Ten years ago, Amira owned a beauty salon, drove her own car, and helped her husband pay the household bills.
Her life, however, changed in an instant when she was hit by a car. While she was left disabled and was learning to walk again, her husband divorced her. Penniless, she worried how she would support her two young children. Divorced women in Jordanian society are particularly vulnerable, and Amira was desperate to find a means to feed her children.
She became aware of a USAID-supported program called “Bushra” (Ray of Light), which provided her with hope and a future. Amira began working at Bushra as a peer educator to provide HIV/AIDS awareness and behavior change counseling activities for vulnerable women in low-income areas.

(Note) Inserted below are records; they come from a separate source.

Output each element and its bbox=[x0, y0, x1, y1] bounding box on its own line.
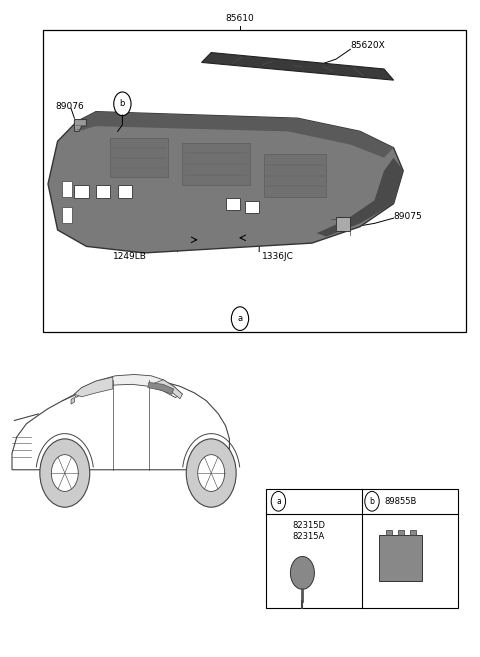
Text: 82315D: 82315D bbox=[293, 521, 326, 530]
Bar bbox=[264, 154, 326, 197]
Bar bbox=[379, 535, 422, 581]
Bar bbox=[118, 185, 132, 198]
Bar bbox=[386, 530, 392, 535]
Circle shape bbox=[271, 491, 286, 511]
Text: 1249LB: 1249LB bbox=[112, 252, 146, 261]
Bar bbox=[182, 143, 250, 185]
Circle shape bbox=[231, 307, 249, 330]
Bar bbox=[43, 30, 466, 332]
Polygon shape bbox=[77, 112, 394, 158]
Bar bbox=[245, 201, 259, 213]
Text: b: b bbox=[120, 99, 125, 108]
Bar bbox=[410, 530, 416, 535]
Circle shape bbox=[40, 439, 90, 507]
Polygon shape bbox=[48, 112, 403, 253]
Circle shape bbox=[51, 455, 78, 491]
Bar bbox=[226, 198, 240, 210]
Bar bbox=[62, 207, 72, 223]
Polygon shape bbox=[74, 377, 113, 397]
Polygon shape bbox=[202, 53, 394, 80]
Polygon shape bbox=[317, 158, 403, 237]
Polygon shape bbox=[336, 217, 350, 231]
Text: 89855B: 89855B bbox=[384, 497, 416, 506]
Polygon shape bbox=[71, 397, 74, 404]
Circle shape bbox=[114, 92, 131, 116]
Circle shape bbox=[365, 491, 379, 511]
Text: 89076: 89076 bbox=[55, 102, 84, 111]
Polygon shape bbox=[148, 382, 174, 394]
Circle shape bbox=[290, 556, 314, 589]
Polygon shape bbox=[74, 120, 86, 131]
Text: 1336JC: 1336JC bbox=[262, 252, 293, 261]
Text: a: a bbox=[276, 497, 281, 506]
Bar bbox=[110, 138, 168, 177]
Circle shape bbox=[186, 439, 236, 507]
Polygon shape bbox=[12, 380, 229, 470]
Text: 85610: 85610 bbox=[226, 14, 254, 23]
Circle shape bbox=[198, 455, 225, 491]
Bar bbox=[96, 185, 110, 198]
Text: a: a bbox=[238, 314, 242, 323]
Bar bbox=[398, 530, 404, 535]
Polygon shape bbox=[151, 380, 182, 399]
Polygon shape bbox=[74, 374, 182, 397]
Text: 85620X: 85620X bbox=[350, 41, 385, 51]
Text: 82315A: 82315A bbox=[293, 532, 325, 541]
Bar bbox=[62, 181, 72, 197]
Text: 89075: 89075 bbox=[394, 212, 422, 221]
Bar bbox=[74, 185, 89, 198]
Bar bbox=[266, 489, 458, 608]
Text: b: b bbox=[370, 497, 374, 506]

In Jordanian society, even the discussion of HIV/AIDS is a cultural taboo. Amira saw that she could help other women through this program. Added to the stigma of divorce, Amira also faced the perception in the community that she spread knowledge about an “immoral disease.”
The challenges did not stop Amira from continuing forward to make a difference in the lives of women whose stories were not much different than her own. Thanks to her energy and enthusiasm, she was soon offered a full-time position as an outreach coordinator.
Amira credits the USAID program with changing her life. She added, “I always had trouble standing up for myself. Now, I understand that I have rights, and I can defend the rights of other women as well. I talk to my friends and their children about HIV/AIDS and how they can protect themselves. I am supporting myself and my children again. I have come a long way.”